Quanto ao resto, a discussão é longa.
•Adilia Maia 13/11/2023, 18:30
De facto, a História está mesmo muito mal contada, mas parece difícil furar o bloqueio porque a elite que tem nas mãos o poder material é a mesma que detém o poder intelectual que lhe permite criar as narrativas mais convenientes aos seus propósitos.
Não se pode perder pois o foco e o foco é a economia dominada pelo poder hegemónico do capitalismo. Portanto não basta esperar que os nossos jovens arejem as cabeças; tal não vai acontecer enquanto não conseguirmos construir uma alternativa viável ao capitalismo; e a esquerda continua muito desatenta e não parece apostar nesta prioridade.

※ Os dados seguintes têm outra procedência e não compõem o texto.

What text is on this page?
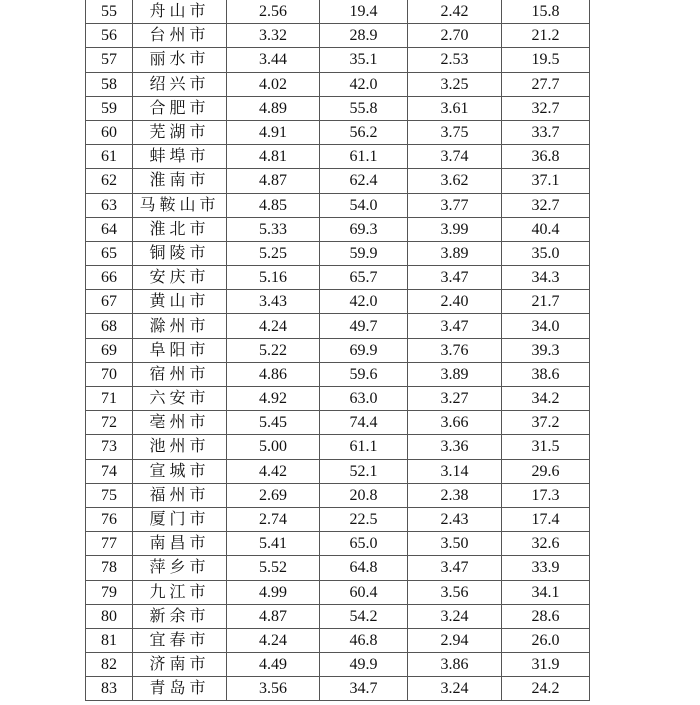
55	舟山市	2.56	19.4	2.42	15.8
56	台州市	3.32	28.9	2.70	21.2
57	丽水市	3.44	35.1	2.53	19.5
58	绍兴市	4.02	42.0	3.25	27.7
59	合肥市	4.89	55.8	3.61	32.7
60	芜湖市	4.91	56.2	3.75	33.7
61	蚌埠市	4.81	61.1	3.74	36.8
62	淮南市	4.87	62.4	3.62	37.1
63	马鞍山市	4.85	54.0	3.77	32.7
64	淮北市	5.33	69.3	3.99	40.4
65	铜陵市	5.25	59.9	3.89	35.0
66	安庆市	5.16	65.7	3.47	34.3
67	黄山市	3.43	42.0	2.40	21.7
68	滁州市	4.24	49.7	3.47	34.0
69	阜阳市	5.22	69.9	3.76	39.3
70	宿州市	4.86	59.6	3.89	38.6
71	六安市	4.92	63.0	3.27	34.2
72	亳州市	5.45	74.4	3.66	37.2
73	池州市	5.00	61.1	3.36	31.5
74	宣城市	4.42	52.1	3.14	29.6
75	福州市	2.69	20.8	2.38	17.3
76	厦门市	2.74	22.5	2.43	17.4
77	南昌市	5.41	65.0	3.50	32.6
78	萍乡市	5.52	64.8	3.47	33.9
79	九江市	4.99	60.4	3.56	34.1
80	新余市	4.87	54.2	3.24	28.6
81	宜春市	4.24	46.8	2.94	26.0
82	济南市	4.49	49.9	3.86	31.9
83	青岛市	3.56	34.7	3.24	24.2
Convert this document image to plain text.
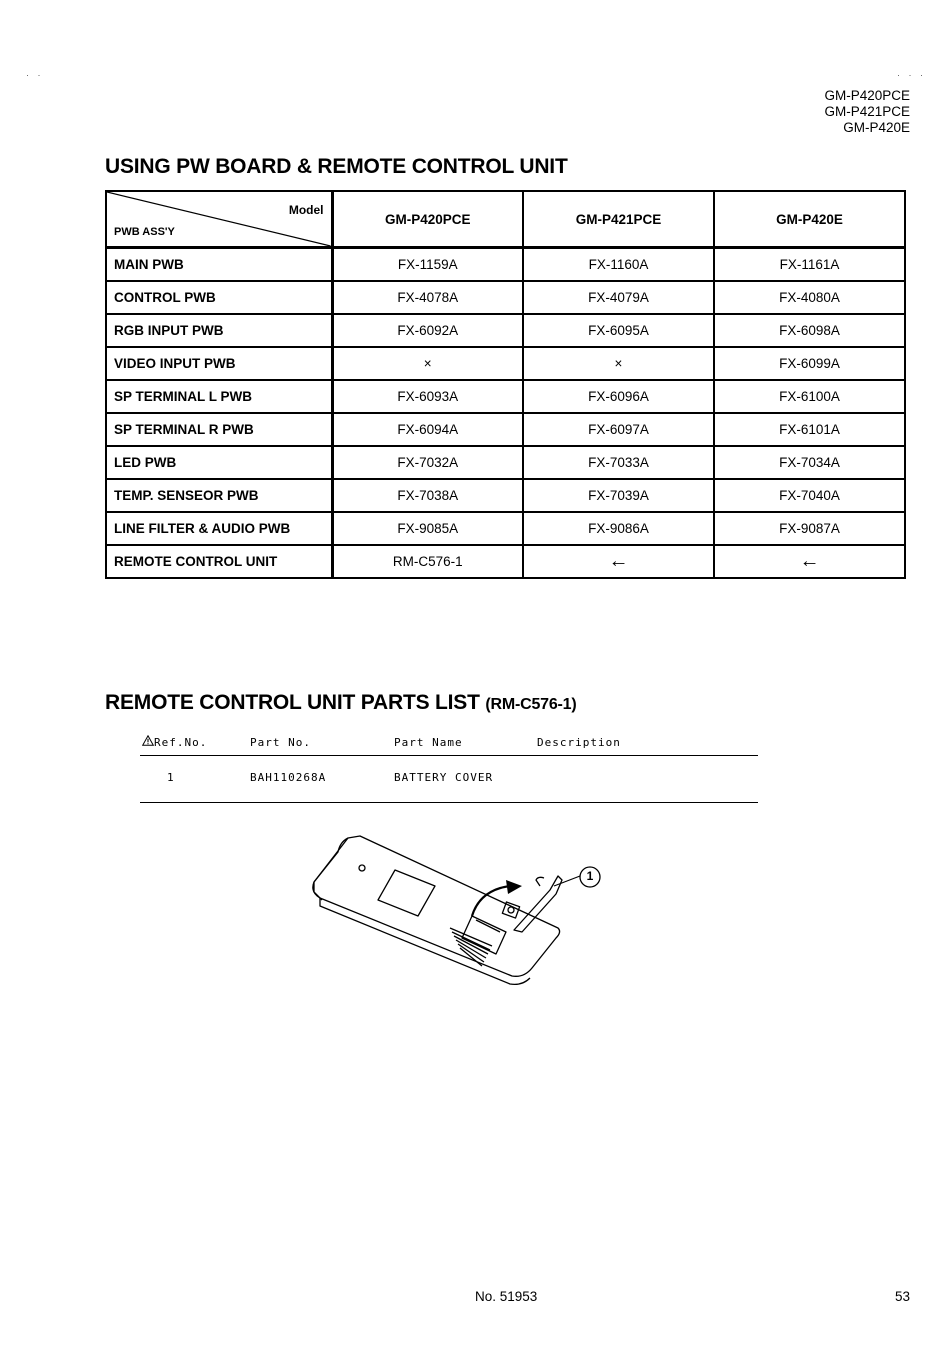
· ·	· · ·
GM-P420PCE
GM-P421PCE
GM-P420E
USING PW BOARD & REMOTE CONTROL UNIT
Model
PWB ASS'Y	GM-P420PCE	GM-P421PCE	GM-P420E
MAIN PWB	FX-1159A	FX-1160A	FX-1161A
CONTROL PWB	FX-4078A	FX-4079A	FX-4080A
RGB INPUT PWB	FX-6092A	FX-6095A	FX-6098A
VIDEO INPUT PWB	×	×	FX-6099A
SP TERMINAL L PWB	FX-6093A	FX-6096A	FX-6100A
SP TERMINAL R PWB	FX-6094A	FX-6097A	FX-6101A
LED PWB	FX-7032A	FX-7033A	FX-7034A
TEMP. SENSEOR PWB	FX-7038A	FX-7039A	FX-7040A
LINE FILTER & AUDIO PWB	FX-9085A	FX-9086A	FX-9087A
REMOTE CONTROL UNIT	RM-C576-1	←	←
REMOTE CONTROL UNIT PARTS LIST (RM-C576-1)
Ref.No.	Part No.	Part Name	Description
1	BAH110268A	BATTERY COVER
1
No. 51953	53
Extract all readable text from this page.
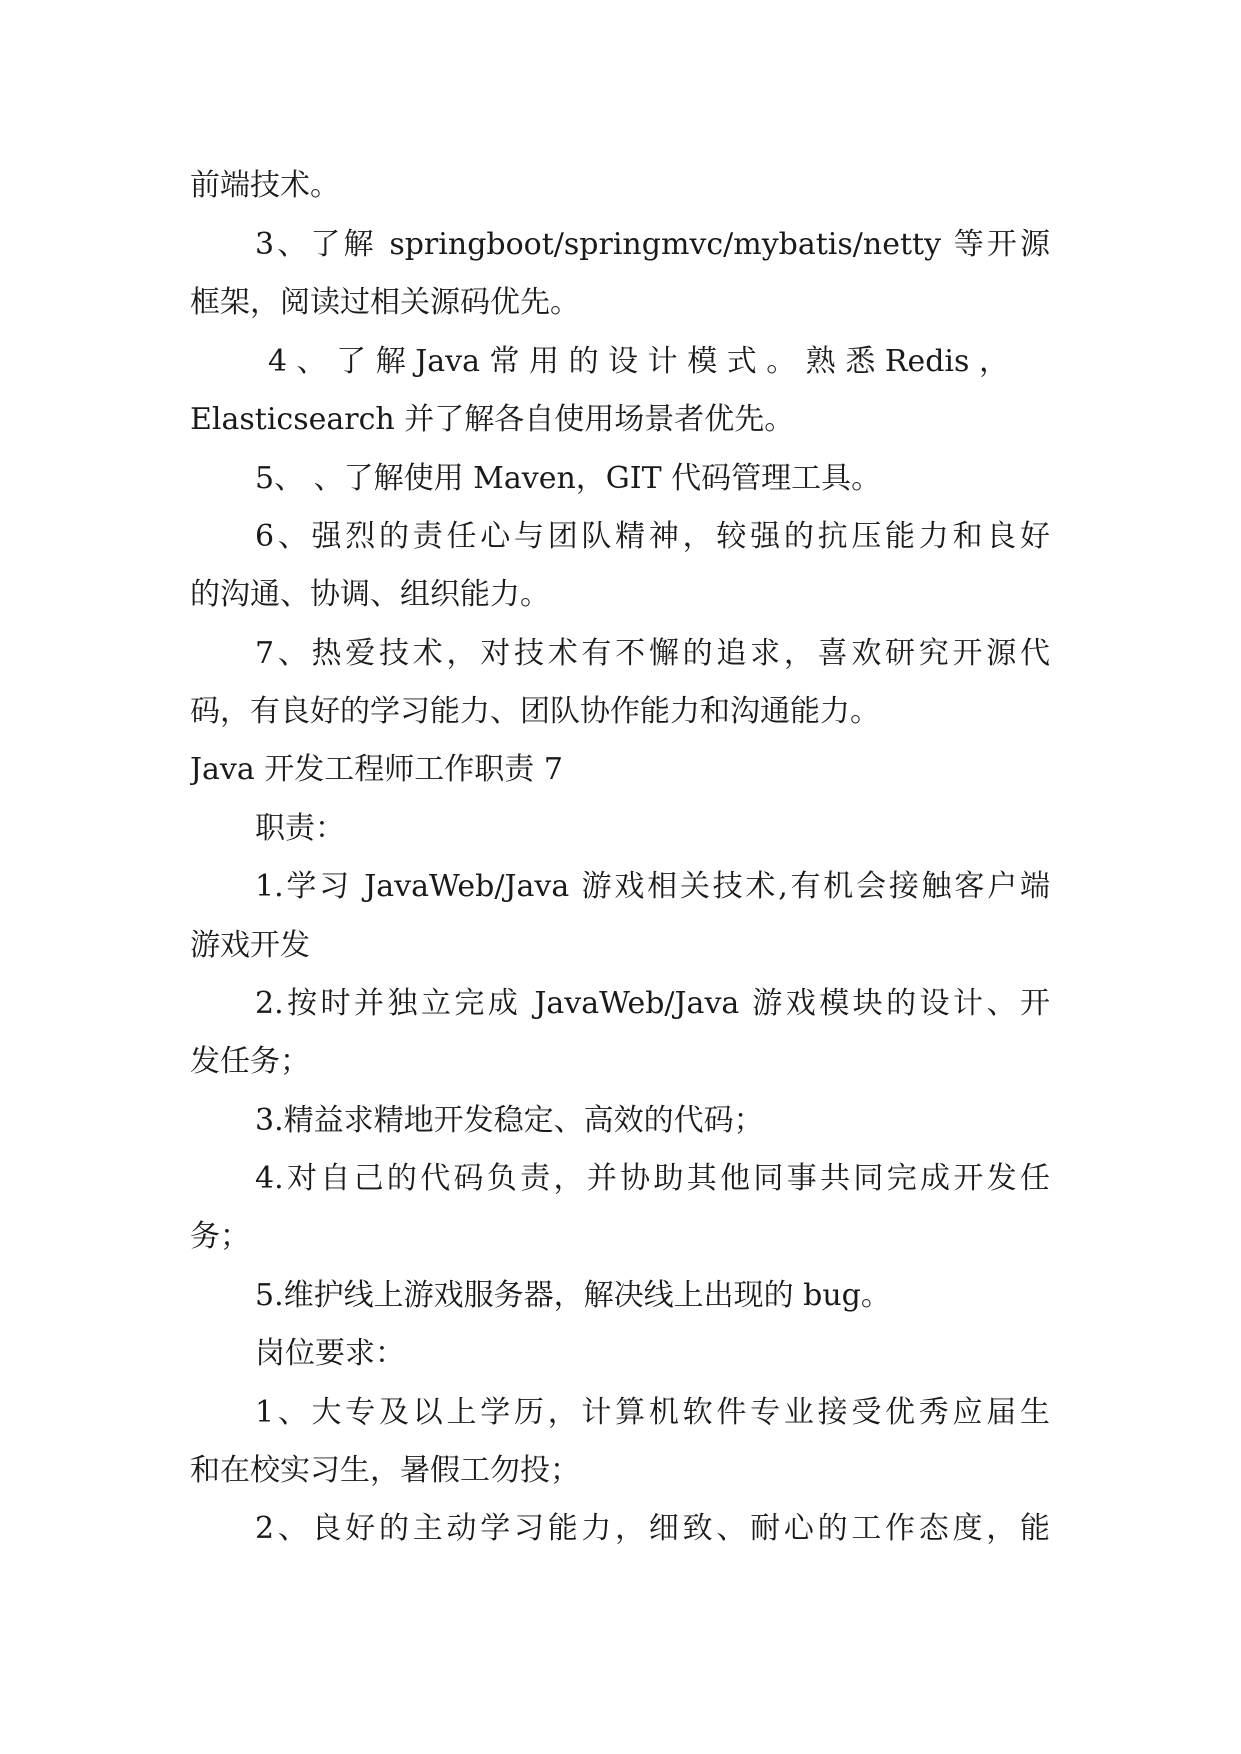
前端技术。
3、了解 springboot/springmvc/mybatis/netty 等开源
框架，阅读过相关源码优先。
4 、 了 解 Java 常 用 的 设 计 模 式 。 熟 悉 Redis ，
Elasticsearch 并了解各自使用场景者优先。
5、 、了解使用 Maven，GIT 代码管理工具。
6、强烈的责任心与团队精神，较强的抗压能力和良好
的沟通、协调、组织能力。
7、热爱技术，对技术有不懈的追求，喜欢研究开源代
码，有良好的学习能力、团队协作能力和沟通能力。
Java 开发工程师工作职责 7
职责：
1.学习 JavaWeb/Java 游戏相关技术,有机会接触客户端
游戏开发
2.按时并独立完成 JavaWeb/Java 游戏模块的设计、开
发任务；
3.精益求精地开发稳定、高效的代码；
4.对自己的代码负责，并协助其他同事共同完成开发任
务；
5.维护线上游戏服务器，解决线上出现的 bug。
岗位要求：
1、大专及以上学历，计算机软件专业接受优秀应届生
和在校实习生，暑假工勿投；
2、良好的主动学习能力，细致、耐心的工作态度，能
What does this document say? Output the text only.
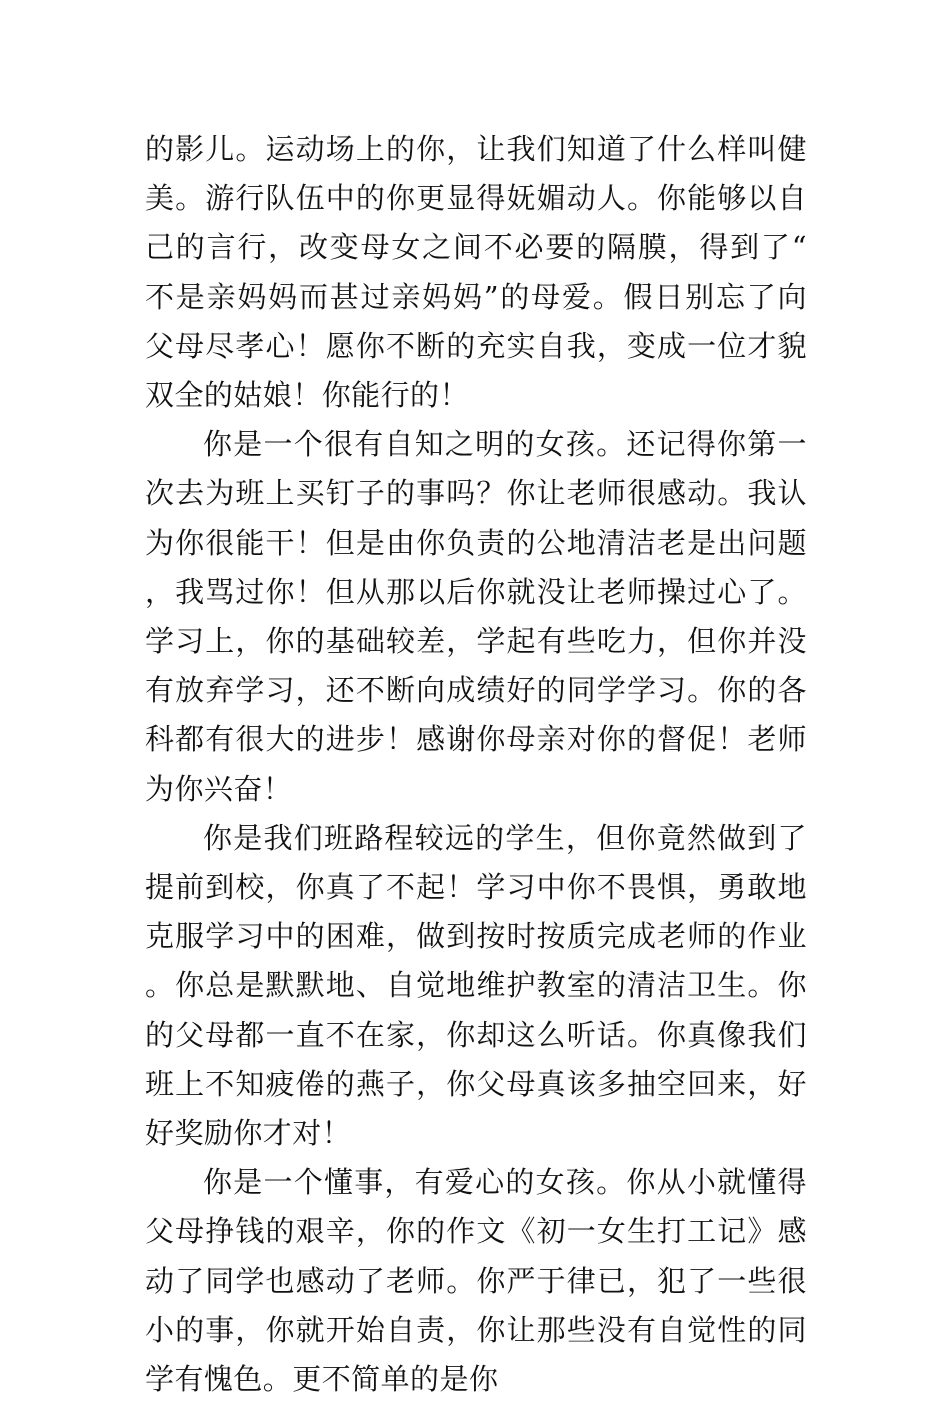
的影儿。运动场上的你，让我们知道了什么样叫健美。游行队伍中的你更显得妩媚动人。你能够以自己的言行，改变母女之间不必要的隔膜，得到了“不是亲妈妈而甚过亲妈妈”的母爱。假日别忘了向父母尽孝心！愿你不断的充实自我，变成一位才貌双全的姑娘！你能行的！

你是一个很有自知之明的女孩。还记得你第一次去为班上买钉子的事吗？你让老师很感动。我认为你很能干！但是由你负责的公地清洁老是出问题，我骂过你！但从那以后你就没让老师操过心了。学习上，你的基础较差，学起有些吃力，但你并没有放弃学习，还不断向成绩好的同学学习。你的各科都有很大的进步！感谢你母亲对你的督促！老师为你兴奋！

你是我们班路程较远的学生，但你竟然做到了提前到校，你真了不起！学习中你不畏惧，勇敢地克服学习中的困难，做到按时按质完成老师的作业。你总是默默地、自觉地维护教室的清洁卫生。你的父母都一直不在家，你却这么听话。你真像我们班上不知疲倦的燕子，你父母真该多抽空回来，好好奖励你才对！

你是一个懂事，有爱心的女孩。你从小就懂得父母挣钱的艰辛，你的作文《初一女生打工记》感动了同学也感动了老师。你严于律已，犯了一些很小的事，你就开始自责，你让那些没有自觉性的同学有愧色。更不简单的是你
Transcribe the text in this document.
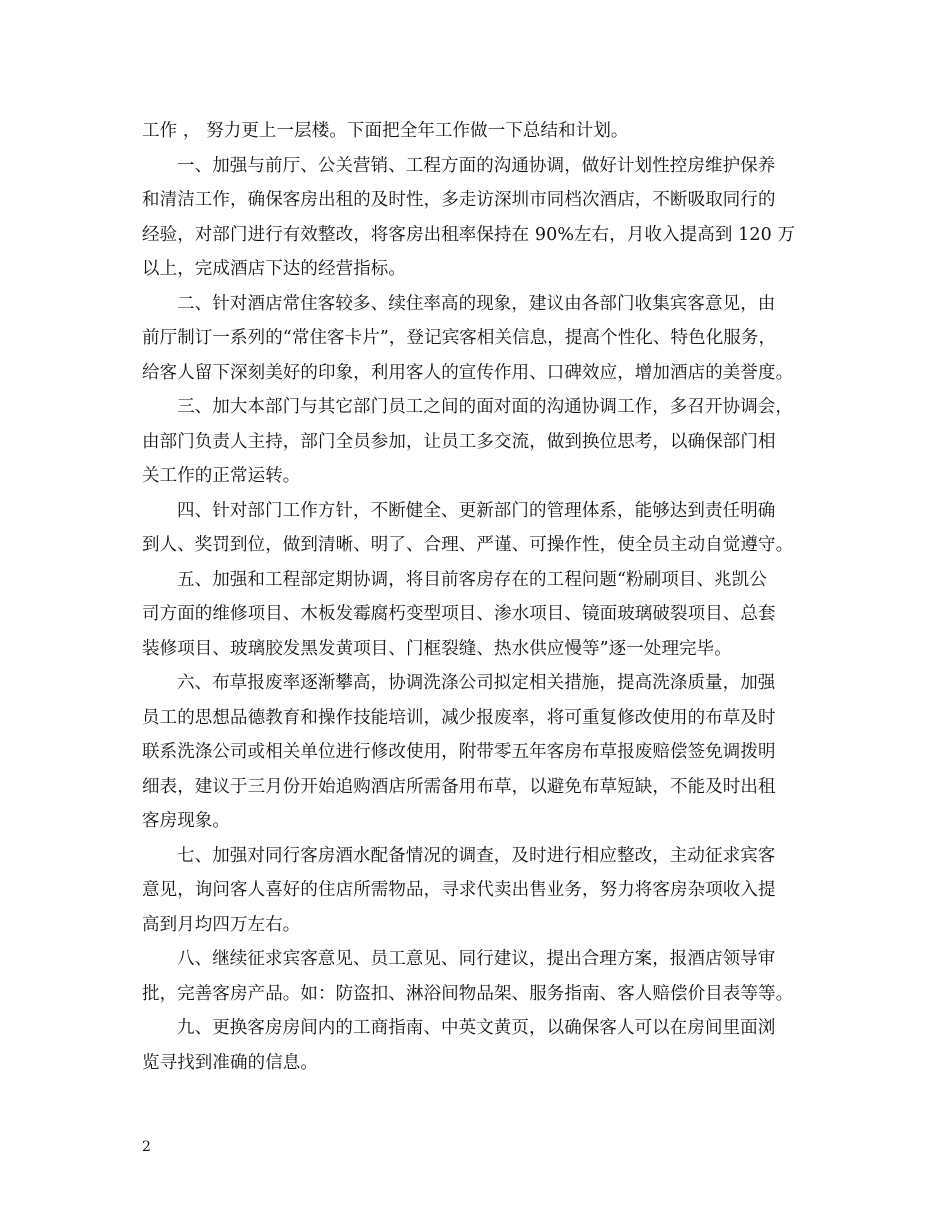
工作 ， 努力更上一层楼。下面把全年工作做一下总结和计划。
一、加强与前厅、公关营销、工程方面的沟通协调，做好计划性控房维护保养
和清洁工作，确保客房出租的及时性，多走访深圳市同档次酒店，不断吸取同行的
经验，对部门进行有效整改，将客房出租率保持在 90%左右，月收入提高到 120 万
以上，完成酒店下达的经营指标。
二、针对酒店常住客较多、续住率高的现象，建议由各部门收集宾客意见，由
前厅制订一系列的“常住客卡片”，登记宾客相关信息，提高个性化、特色化服务，
给客人留下深刻美好的印象，利用客人的宣传作用、口碑效应，增加酒店的美誉度。
三、加大本部门与其它部门员工之间的面对面的沟通协调工作，多召开协调会，
由部门负责人主持，部门全员参加，让员工多交流，做到换位思考，以确保部门相
关工作的正常运转。
四、针对部门工作方针，不断健全、更新部门的管理体系，能够达到责任明确
到人、奖罚到位，做到清晰、明了、合理、严谨、可操作性，使全员主动自觉遵守。
五、加强和工程部定期协调，将目前客房存在的工程问题“粉刷项目、兆凯公
司方面的维修项目、木板发霉腐朽变型项目、渗水项目、镜面玻璃破裂项目、总套
装修项目、玻璃胶发黑发黄项目、门框裂缝、热水供应慢等”逐一处理完毕。
六、布草报废率逐渐攀高，协调洗涤公司拟定相关措施，提高洗涤质量，加强
员工的思想品德教育和操作技能培训，减少报废率，将可重复修改使用的布草及时
联系洗涤公司或相关单位进行修改使用，附带零五年客房布草报废赔偿签免调拨明
细表，建议于三月份开始追购酒店所需备用布草，以避免布草短缺，不能及时出租
客房现象。
七、加强对同行客房酒水配备情况的调查，及时进行相应整改，主动征求宾客
意见，询问客人喜好的住店所需物品，寻求代卖出售业务，努力将客房杂项收入提
高到月均四万左右。
八、继续征求宾客意见、员工意见、同行建议，提出合理方案，报酒店领导审
批，完善客房产品。如：防盗扣、淋浴间物品架、服务指南、客人赔偿价目表等等。
九、更换客房房间内的工商指南、中英文黄页，以确保客人可以在房间里面浏
览寻找到准确的信息。
2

Divulgar Marx, que viu longe e ainda hoje, infelizmente, é um dos poucos faróis na escuridão que nos oprime, parece-me fundamental; por isso proponho a leitura e reflexão sobre este excerto de A Ideologia Alemã, escrita, em colaboração com Engels há quase dois séculos:
“Os pensamentos da classe dominante são também em todas as épocas os pensamentos dominantes; em outras palavras, a classe que é o poder material dominante numa determinada sociedade é também o poder espiritual dominante. A classe que dispõe do meio de produção material dispõe também dos meios de produção intelectual, de tal modo que o pensamento daqueles aos quais são negados os meios de produção intelectual está submetido também à classe dominante. “ Marx, A Ideologia Alemã, p. 48, Martin s Fontes, São Paulo 2001.
•antonio alvao 14/11/2023, 15:14
Se me permitem, eu aconselharia ler, entre outras obras ... importantes: Marx depois de Marx - de Pierre e Monique Favre - (Dom Quixote); Que é o Socialismo? de Didier Motchane (Dom Quixote); e recentemente uma grande obra "Pedagógica" de Shlomo Sand. Eu digo pedagógica, porque este grande historiador - na minha opinião - trata os temas de uma forma etimológica, e vai às primeiras raízes de tudo. Para quem sofrer do preconceito ideológico, devo dizer que, nenhum destes autores é anarquista.
Se o estudo sobre o Movimento Operário for parcial e não etimológico, é fazer opção pela ignorância, que poderá levar-nos a cair no dirigismo autoritário e regimes não recomendáveis à emancipação dos trabalhadores.
Parece que, desde 1917, ainda não encontramos os conhecimentos históricos e ideológicos, das diversidades, dos ideais convergentes, no sentido de evitar erros do passado, e caminharmos juntos, por uma humanidade livre e igualitária.